Visiting Fellow: Terry Christensen

Terry wrote to PACHS recently about his post-doctoral work:

"The 2009-2010 academic year was very productive for me. This circumstance is due, in large part, to the resources available to me as a PACHS Visiting Fellow. As a consequence of this access, I was able to fully develop two projects, one of which will be submitted for publication in the summer of 2010.

"The first undertaking was to prepare a proposal for a National Science Foundation post-doctoral fellowship that would enable me to work with Professor David Kaiser of MIT on a study that involved a good deal of quantitative history. It was therefore necessary for me to become conversant in scientometrics, an emerging subfield of the Sociology of Science. As a consequence of my PACHS affiliation, I was able to access up-to-date literature in this rapidly evolving area of study so that our proposal was grounded in, and supported by, the most recent and relevant scholarship in this field. Professor Kaiser and I submitted our proposal to the National Science Foundation on 28 January 2010.
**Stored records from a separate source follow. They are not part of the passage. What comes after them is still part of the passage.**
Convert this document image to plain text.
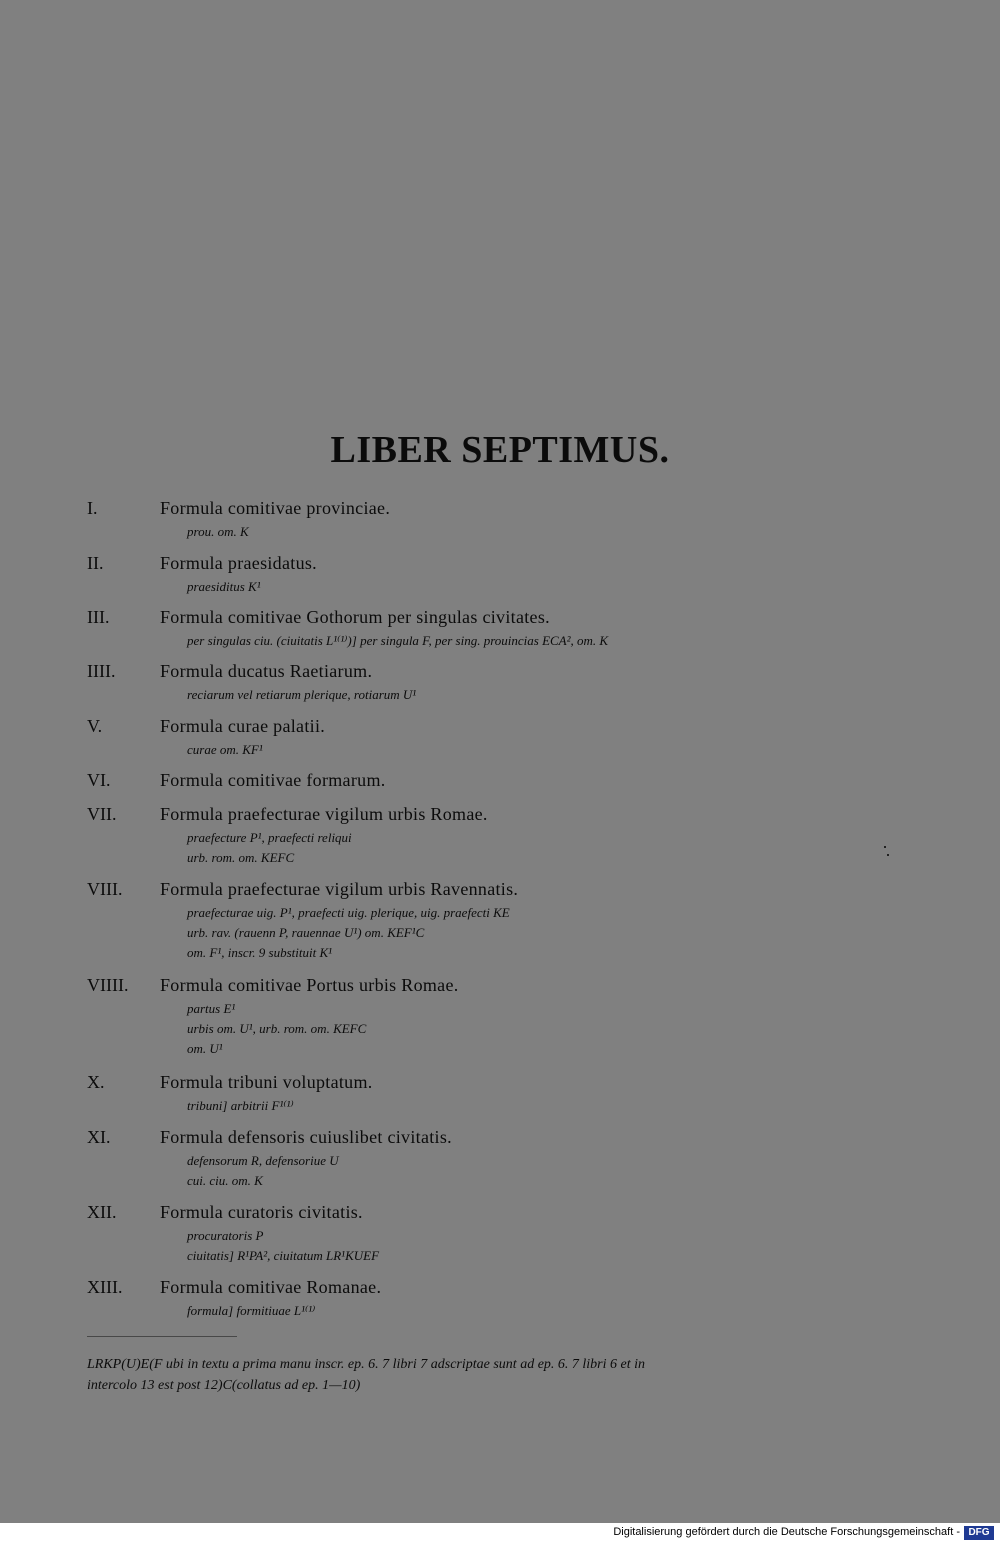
LIBER SEPTIMUS.
I.	Formula comitivae provinciae.
prou. om. K
II.	Formula praesidatus.
praesiditus K¹
III.	Formula comitivae Gothorum per singulas civitates.
per singulas ciu. (ciuitatis L¹⁽¹⁾)] per singula F, per sing. prouincias ECA², om. K
IIII. Formula ducatus Raetiarum.
reciarum vel retiarum plerique, rotiarum U¹
V.	Formula curae palatii.
curae om. KF¹
VI.	Formula comitivae formarum.
VII. Formula praefecturae vigilum urbis Romae.
praefecture P¹, praefecti reliqui
urb. rom. om. KEFC
VIII. Formula praefecturae vigilum urbis Ravennatis.
praefecturae uig. P¹, praefecti uig. plerique, uig. praefecti KE
urb. rav. (rauenn P, rauennae U¹) om. KEF¹C
om. F¹, inscr. 9 substituit K¹
VIIII. Formula comitivae Portus urbis Romae.
partus E¹
urbis om. U¹, urb. rom. om. KEFC
om. U¹
X.	Formula tribuni voluptatum.
tribuni] arbitrii F¹⁽¹⁾
XI.	Formula defensoris cuiuslibet civitatis.
defensorum R, defensoriue U
cui. ciu. om. K
XII. Formula curatoris civitatis.
procuratoris P
ciuitatis] R¹PA², ciuitatum LR¹KUEF
XIII. Formula comitivae Romanae.
formula] formitiuae L¹⁽¹⁾
LRKP(U)E(F ubi in textu a prima manu inscr. ep. 6. 7 libri 7 adscriptae sunt ad ep. 6. 7 libri 6 et in
intercolo 13 est post 12)C(collatus ad ep. 1—10)
Digitalisierung gefördert durch die Deutsche Forschungsgemeinschaft - DFG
"This project is built around an innovative approach to assessing the efficacy of mentors in physics by evaluating the scientific productivity and the impact of the research conducted by those mentor’s former students. On 12 March 2010, I delivered a talk on this methodology at the annual conference of the Columbia History of Science at the University of Washington Marine Biology Laboratory in Friday Harbor, WA. The talk, I might add, was very well received.

"I also prepared an unrelated paper, 'Twin Sons of Different Mothers: John Wheeler, Edward Teller, and the Cold War Quest for Peace through Military Hegemony, 1948–1983,' which was presented in draft form to a PACHS Regional Colloquium on 12 February 2010. The paper generated a good deal of discussion and, as a consequence of the feedback received at the colloquium, I lengthened the paper and fleshed out areas where more detail was needed by the reader. I now believe this work is stronger and more likely to be published with a minimum of editing. Later this month, after consulting with Professor Kaiser as to the optimum journal for this particular article, I will be submitting 'Twin Sons' for publication.

"In sum, the PACHS fellowship has enabled me to produce sound scholarship as well as providing the opportunity for significant professional growth."